CFOs have to be vigilant. They need to understand the nature of any potential crisis on the horizon. Following the last financial crisis, Paul Krugman warned that the idea people would have acted differently if they'd known what was coming was a delusion. This cannot happen again. CFOs need to maintain a constant state of preparation if their companies are to stand the best chance of surviving and recovering any crash.

CFOs firstly need to ensure that their firms are as well insulated from global shocks and that they’ve mitigated against financial risks that could occur in a downturn. They need to be ready to help re-position their company to suit the changing market, making sure that they have the right data in the right place to recognize when things are going badly and when the company needs to make changes. They need to test their supply chains for strength and put contingencies in place should struggling customers delay payments. Contracts also need to take into account the likely currency fluctuations.

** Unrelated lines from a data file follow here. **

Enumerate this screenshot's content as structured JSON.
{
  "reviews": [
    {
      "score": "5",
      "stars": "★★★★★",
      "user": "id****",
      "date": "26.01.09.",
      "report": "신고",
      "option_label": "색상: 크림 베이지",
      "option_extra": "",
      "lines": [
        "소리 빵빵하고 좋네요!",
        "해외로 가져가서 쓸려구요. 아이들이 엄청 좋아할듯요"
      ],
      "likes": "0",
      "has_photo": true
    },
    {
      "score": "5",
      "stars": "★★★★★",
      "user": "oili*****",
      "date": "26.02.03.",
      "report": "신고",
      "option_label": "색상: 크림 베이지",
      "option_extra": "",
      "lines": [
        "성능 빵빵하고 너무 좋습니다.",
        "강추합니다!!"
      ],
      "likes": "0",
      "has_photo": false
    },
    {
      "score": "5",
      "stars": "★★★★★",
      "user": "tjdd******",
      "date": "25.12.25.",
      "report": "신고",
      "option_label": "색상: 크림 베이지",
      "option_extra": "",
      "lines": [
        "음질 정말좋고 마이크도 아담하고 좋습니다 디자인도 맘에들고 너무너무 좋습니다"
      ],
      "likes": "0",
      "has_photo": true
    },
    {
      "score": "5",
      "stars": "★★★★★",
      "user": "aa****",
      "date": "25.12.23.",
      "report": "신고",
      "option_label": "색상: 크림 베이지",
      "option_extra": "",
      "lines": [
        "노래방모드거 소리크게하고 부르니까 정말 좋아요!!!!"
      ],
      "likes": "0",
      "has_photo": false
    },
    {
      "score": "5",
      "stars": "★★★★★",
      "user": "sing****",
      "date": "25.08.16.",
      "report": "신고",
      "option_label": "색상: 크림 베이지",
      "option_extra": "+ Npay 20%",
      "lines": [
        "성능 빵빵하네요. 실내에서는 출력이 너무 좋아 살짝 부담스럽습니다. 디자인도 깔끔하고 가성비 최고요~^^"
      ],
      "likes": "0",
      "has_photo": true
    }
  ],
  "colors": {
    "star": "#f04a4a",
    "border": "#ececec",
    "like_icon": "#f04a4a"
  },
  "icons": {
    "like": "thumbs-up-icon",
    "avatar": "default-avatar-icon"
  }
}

The immediate temptation for CFOs faced with adverse market conditions is to cut costs and reduce investment. This may appease shareholders, but if done badly, it can stifle growth and undermine a company’s competitiveness when the economy turns around. Cuts need to be carefully considered, rather than just applied across the board. Marketing departments, for example, may seem like an obvious place to start when CFOs start cutting budgets, but the best evidence suggests that cutting underperforming marketing efforts while maintaining investment in areas that are working will leave a company in the best position. Digging your way out of a financial crisis is a collaborative effort, and assembling a cross-functional task force that includes team members from the finance function, as well as representatives from the sales, supply chain, production, and business-management function, will show where cuts and investments should be made.

These decisions should not be made when the crisis begins though. The important thing is to have a plan in place, and not to get left in a position where you are having to react to fast-moving events. CFOs should learn the lessons of the last crash, and ensure that they know where to cut and where to invest ahead of time. Recessions take many different forms, but there are ways of putting in protocols to suit a number of scenarios built upon different likely macroeconomic assumptions. Technology has evolved tremendously since 2008, and companies now have access to a wealth of data and predictive analytics tools enable them to gain a better understanding of the way the market goes and how their decisions they make in response could have an impact.

Indecisiveness is often cited as a fatal quality for a CFO, but rash decisions can be equally damaging. CFOs don’t want to be in a position where they have to be choosing between the two. Many have rebuilt cautiously and diligently over the last ten years, keeping costs low and adopting new technologies that automate systems. This means most are agile enough to alter course, and preparation will allow them to do this proactively. Without it, they will fail to manage threats that could bring down their company.